October 8, 2013

Physics team assisted Nobel-winning discoveries


Installation of the world's largest silicon tracking detector in the CMS experiment. (CERN press office)

Only three people can share a Nobel Prize, but thousands of scientists played a role in the award for physics handed out early Oct. 8 – including a handful of UNL researchers.

The Nobel Prize in Physics was awarded to theorists Peter Higgs and Francois Englert in recognition of their theoretical discoveries on how particles acquire mass. In the 1960s, Higgs and Englert and other theorists published papers introducing key concepts in the theory of the Higgs field. In 2012, scientists on the international ATLAS and CMS experiments, performed at the Large Hadron Collider at CERN laboratory in Switzerland, confirmed the theory.

UNL’s experimental high-energy physics group and other UNL physicists, along with thousands of scientists around the globe, collaborated in the search for the Higgs boson particle. The university’s researchers played a part in the development of the CMS particle detector at CERN, and have provided data analysis for CMS experiments at its Tier-2 computing center, one of only seven in the nation.

“Our high-energy physics research group is extremely pleased to see Drs. Higgs and Englert recognized with this year’s Nobel Prize in Physics,” said Gregory Snow, founder of the UNL group and professor of physics and astronomy. “We feel part of this event, having contributed to the discovery of the Higgs boson, announced in July 2012, through our work the past several years on the CMS experiment.”

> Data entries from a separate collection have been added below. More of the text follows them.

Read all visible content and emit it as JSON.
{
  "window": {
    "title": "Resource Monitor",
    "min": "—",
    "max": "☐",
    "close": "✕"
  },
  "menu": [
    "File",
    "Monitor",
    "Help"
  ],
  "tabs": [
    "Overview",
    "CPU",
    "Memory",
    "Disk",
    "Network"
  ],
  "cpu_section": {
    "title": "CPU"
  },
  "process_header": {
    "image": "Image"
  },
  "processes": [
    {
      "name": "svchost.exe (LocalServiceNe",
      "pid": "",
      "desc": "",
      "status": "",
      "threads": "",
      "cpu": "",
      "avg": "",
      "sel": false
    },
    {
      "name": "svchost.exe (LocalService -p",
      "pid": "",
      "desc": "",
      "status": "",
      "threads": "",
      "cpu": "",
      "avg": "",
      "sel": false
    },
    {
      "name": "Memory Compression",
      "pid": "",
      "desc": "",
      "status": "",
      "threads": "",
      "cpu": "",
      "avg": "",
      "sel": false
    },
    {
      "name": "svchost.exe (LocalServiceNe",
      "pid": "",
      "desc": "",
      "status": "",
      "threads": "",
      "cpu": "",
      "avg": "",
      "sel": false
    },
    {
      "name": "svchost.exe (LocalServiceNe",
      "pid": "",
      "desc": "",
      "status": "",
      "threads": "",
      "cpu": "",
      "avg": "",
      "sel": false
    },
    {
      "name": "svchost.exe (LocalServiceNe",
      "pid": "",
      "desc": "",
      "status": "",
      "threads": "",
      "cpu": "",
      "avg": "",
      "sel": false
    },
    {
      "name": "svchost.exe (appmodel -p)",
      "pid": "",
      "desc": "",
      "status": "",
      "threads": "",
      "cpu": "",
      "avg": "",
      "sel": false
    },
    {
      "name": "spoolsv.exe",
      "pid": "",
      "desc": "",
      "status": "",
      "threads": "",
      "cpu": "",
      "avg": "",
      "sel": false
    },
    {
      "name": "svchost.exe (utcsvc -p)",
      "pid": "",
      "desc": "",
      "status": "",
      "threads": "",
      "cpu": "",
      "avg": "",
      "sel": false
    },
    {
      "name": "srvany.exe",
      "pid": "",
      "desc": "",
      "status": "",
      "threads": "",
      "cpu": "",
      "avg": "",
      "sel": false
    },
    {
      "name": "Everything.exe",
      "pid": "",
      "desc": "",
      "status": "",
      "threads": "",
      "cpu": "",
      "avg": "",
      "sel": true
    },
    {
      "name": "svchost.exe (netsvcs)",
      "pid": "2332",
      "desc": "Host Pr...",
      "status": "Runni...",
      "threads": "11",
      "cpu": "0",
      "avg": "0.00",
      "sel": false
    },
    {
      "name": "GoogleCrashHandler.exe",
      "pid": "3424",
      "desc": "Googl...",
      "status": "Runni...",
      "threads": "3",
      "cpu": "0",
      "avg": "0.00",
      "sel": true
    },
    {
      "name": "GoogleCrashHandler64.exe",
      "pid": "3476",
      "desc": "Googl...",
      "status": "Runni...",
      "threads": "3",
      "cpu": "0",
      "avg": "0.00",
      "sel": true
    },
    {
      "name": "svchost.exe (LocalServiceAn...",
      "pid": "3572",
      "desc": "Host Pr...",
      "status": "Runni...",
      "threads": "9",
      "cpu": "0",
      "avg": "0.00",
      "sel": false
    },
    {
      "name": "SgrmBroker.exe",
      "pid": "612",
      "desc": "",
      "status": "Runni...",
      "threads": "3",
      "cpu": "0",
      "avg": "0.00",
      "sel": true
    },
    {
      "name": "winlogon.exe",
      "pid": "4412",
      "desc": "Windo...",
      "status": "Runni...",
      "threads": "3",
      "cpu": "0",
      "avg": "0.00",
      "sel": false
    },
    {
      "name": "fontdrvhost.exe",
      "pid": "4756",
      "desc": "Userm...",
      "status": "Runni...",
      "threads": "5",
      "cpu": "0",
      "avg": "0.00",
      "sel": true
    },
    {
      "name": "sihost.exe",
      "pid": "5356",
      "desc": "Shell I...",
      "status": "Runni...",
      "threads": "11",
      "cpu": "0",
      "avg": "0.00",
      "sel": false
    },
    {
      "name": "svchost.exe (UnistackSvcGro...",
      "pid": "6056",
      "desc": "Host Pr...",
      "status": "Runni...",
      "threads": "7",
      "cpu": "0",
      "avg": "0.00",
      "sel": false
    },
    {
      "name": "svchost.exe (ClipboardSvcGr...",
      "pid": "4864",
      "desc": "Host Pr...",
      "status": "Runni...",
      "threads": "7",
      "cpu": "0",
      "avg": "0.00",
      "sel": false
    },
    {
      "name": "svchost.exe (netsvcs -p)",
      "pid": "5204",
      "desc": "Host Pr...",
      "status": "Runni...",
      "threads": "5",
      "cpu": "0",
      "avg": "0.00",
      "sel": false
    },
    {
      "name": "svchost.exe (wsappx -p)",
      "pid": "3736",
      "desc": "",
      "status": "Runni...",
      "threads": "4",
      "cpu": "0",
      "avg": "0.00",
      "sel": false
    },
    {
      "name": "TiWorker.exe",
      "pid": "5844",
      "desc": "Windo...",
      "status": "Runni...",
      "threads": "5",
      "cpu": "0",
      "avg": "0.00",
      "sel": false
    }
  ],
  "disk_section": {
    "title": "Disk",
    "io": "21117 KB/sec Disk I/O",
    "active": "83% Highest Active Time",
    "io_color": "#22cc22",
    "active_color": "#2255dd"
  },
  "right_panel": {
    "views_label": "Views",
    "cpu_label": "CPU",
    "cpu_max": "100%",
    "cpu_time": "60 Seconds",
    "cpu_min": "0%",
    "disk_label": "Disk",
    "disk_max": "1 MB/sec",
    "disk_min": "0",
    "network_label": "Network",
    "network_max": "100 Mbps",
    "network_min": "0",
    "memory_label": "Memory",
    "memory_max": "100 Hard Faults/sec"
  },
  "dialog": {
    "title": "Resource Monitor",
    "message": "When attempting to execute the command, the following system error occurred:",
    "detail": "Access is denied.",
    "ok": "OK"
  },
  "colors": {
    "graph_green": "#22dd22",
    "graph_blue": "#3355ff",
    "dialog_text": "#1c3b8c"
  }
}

The discovery of the Higgs boson was groundbreaking – it further cements the Standard Model as the theory that explains the basic building blocks of matter and interactions of subatomic particles while ruling out other models and opening possibilities for new directions of study.

The UNL high energy physics team studies the fundamental constituents of matter through experiments at the world’s highest-energy particle accelerator laboratories, including work on CMS. Besides Snow, the UNL team includes faculty members Ken Bloom, Dan Claes, Aaron Dominguez and Ilya Kravchenko, plus several other researchers working in Lincoln, at CERN and at the Fermi National Accelerator Laboratory in Batavia, Ill.